OD: Well, you know, when I met [Quentin Tarantino], when I met with him and he offered me the role, we sat and talked for 30, maybe 45 minutes. And he warned me. He was like, “Listen, it’s going to be a great ride, but there’s going to be a lot of criticism… are you up for the fight?” I was like, “Definitely. I’m definitely up for it.”

You know, Quentin is my idol. I’ll tell anybody this. I was just excited to be in Django because Quentin is my favorite director. He’s the reason I’m working today…

But you know, any time you do anything of that subject matter and that point in history, it can become controversial. You know, especially with Quentin Tarantino’s perspective, in Quentin Tarantino’s world, is what it is, it can become controversy. So we already knew it, and I didn’t get any of that [negative feedback] from anybody I talked to… but it was critically acclaimed, like you said, and it made a lot of money. You know, the audience loved. People who thought they weren’t going to like it— like my friends said, “Hey man, thought I wasn’t going to like it, but I loved it”. And a lot of the criticism came from people who said, “I will never go see that movie.”

TCC: Right. So you had a positive experience with it then? Working with Tarantino?

OD: It was the best experience of my life. I’ll tell anybody that.

TCC: Great!

OD: But I worked hard. When you’re talking about working with Jamie Foxx, Leonardo DiCaprio, Christoph Waltz, Walton Goggins, Kerry Washington, and working that caliber of actor every day for five months— if you don’t get better, you’re not alive. Just to watch those men and women act, it changed a lot of things with me, you know, and knowing what I’m doing is sitting there and talking with DiCaprio or Washington, or talking to Walton Goggins every day, and he’s telling me his process, what I need to do to become a better actor. And listening to Tarantino himself, you know, we sat back at two or three o’clock in the morning just talking film and all of that, that was the best experience I’ve ever had as an actor… and it wasn’t the stardom of the movie, it was the learning from those people. And [Samuel L. Jackson], he’s a god, know what I’m saying? He always has been… And I just took advantage of what I was doing, and I knew exactly what company I was in. And I was saying to myself, “Man, if I can’t become a better actor after doing this movie, then I’m not doing it right.”

TCC: So, if you weren’t acting right now, if acting wasn’t an option, what would you be doing?

OD: I’d probably be in the inner city. I’d be just coaching football, teaching music, teaching something for inner city kids, man. That’s something I’ll probably end up doing later on in life. I’ll open up a charter school or something, probably in Atlanta, Georgia. Something with inner city kids so they could have— especially with funding for the arts being taken out of schools. I would love to, if I have the money someday, open up a charter school or one of those. I come from an arts school, so I would love to bring that back.

TCC: Does a performing arts school make all the difference then, in the lives of young people who want to act?

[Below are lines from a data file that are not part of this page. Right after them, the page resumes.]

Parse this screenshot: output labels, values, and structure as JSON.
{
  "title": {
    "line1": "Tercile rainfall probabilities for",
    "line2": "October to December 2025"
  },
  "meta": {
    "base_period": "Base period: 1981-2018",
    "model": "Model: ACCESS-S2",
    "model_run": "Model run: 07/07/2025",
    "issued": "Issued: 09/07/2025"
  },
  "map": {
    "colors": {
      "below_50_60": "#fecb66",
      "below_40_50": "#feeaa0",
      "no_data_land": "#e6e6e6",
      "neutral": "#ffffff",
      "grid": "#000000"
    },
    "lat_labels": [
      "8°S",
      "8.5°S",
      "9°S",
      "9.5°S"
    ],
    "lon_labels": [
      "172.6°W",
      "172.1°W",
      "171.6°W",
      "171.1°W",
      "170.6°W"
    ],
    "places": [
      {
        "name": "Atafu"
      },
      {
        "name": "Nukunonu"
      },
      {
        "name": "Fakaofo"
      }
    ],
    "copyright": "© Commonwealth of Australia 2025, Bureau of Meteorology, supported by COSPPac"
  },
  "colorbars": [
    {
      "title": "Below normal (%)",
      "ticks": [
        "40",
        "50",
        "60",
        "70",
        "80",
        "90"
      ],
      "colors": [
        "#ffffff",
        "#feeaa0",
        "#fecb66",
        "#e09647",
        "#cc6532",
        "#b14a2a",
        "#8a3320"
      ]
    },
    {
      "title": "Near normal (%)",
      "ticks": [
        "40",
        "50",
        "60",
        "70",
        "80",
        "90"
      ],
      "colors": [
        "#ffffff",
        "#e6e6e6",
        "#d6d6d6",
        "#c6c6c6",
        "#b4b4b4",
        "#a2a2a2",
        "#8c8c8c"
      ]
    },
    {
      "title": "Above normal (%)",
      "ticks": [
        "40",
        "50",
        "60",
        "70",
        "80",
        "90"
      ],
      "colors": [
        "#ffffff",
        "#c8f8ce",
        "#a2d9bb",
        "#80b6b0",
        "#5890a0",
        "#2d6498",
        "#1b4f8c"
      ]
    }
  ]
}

OD: Well, it’s a different life. It’s something different. I was 12 years old when I first heard a Beatles song, you know. This was in Decatur, Georgia, and there wasn’t nobody playing the Beatles. And the day that I heard the Beatles was the day my life changed. It was like “Oh God! It’s something else!”… or the day that I first went to the [Dekalb Center for the Performing Arts]. It’s just something else that’s out there that a lot of people don’t ever get a chance to see. I mean, I’m out here in Los Angeles, and I talk to kids a lot of times when I go to inner city communities, and they don’t even go to Hollywood. They’re like, “It’s not for me. I’m not going anywhere. There’s nowhere for me to go.” If you go to Brooklyn in New York, you know, they don’t ever go to Manhattan because they don’t have to. But when you see that there’s a whole world out there, man, that could change everything in a kid. It could change their opportunities.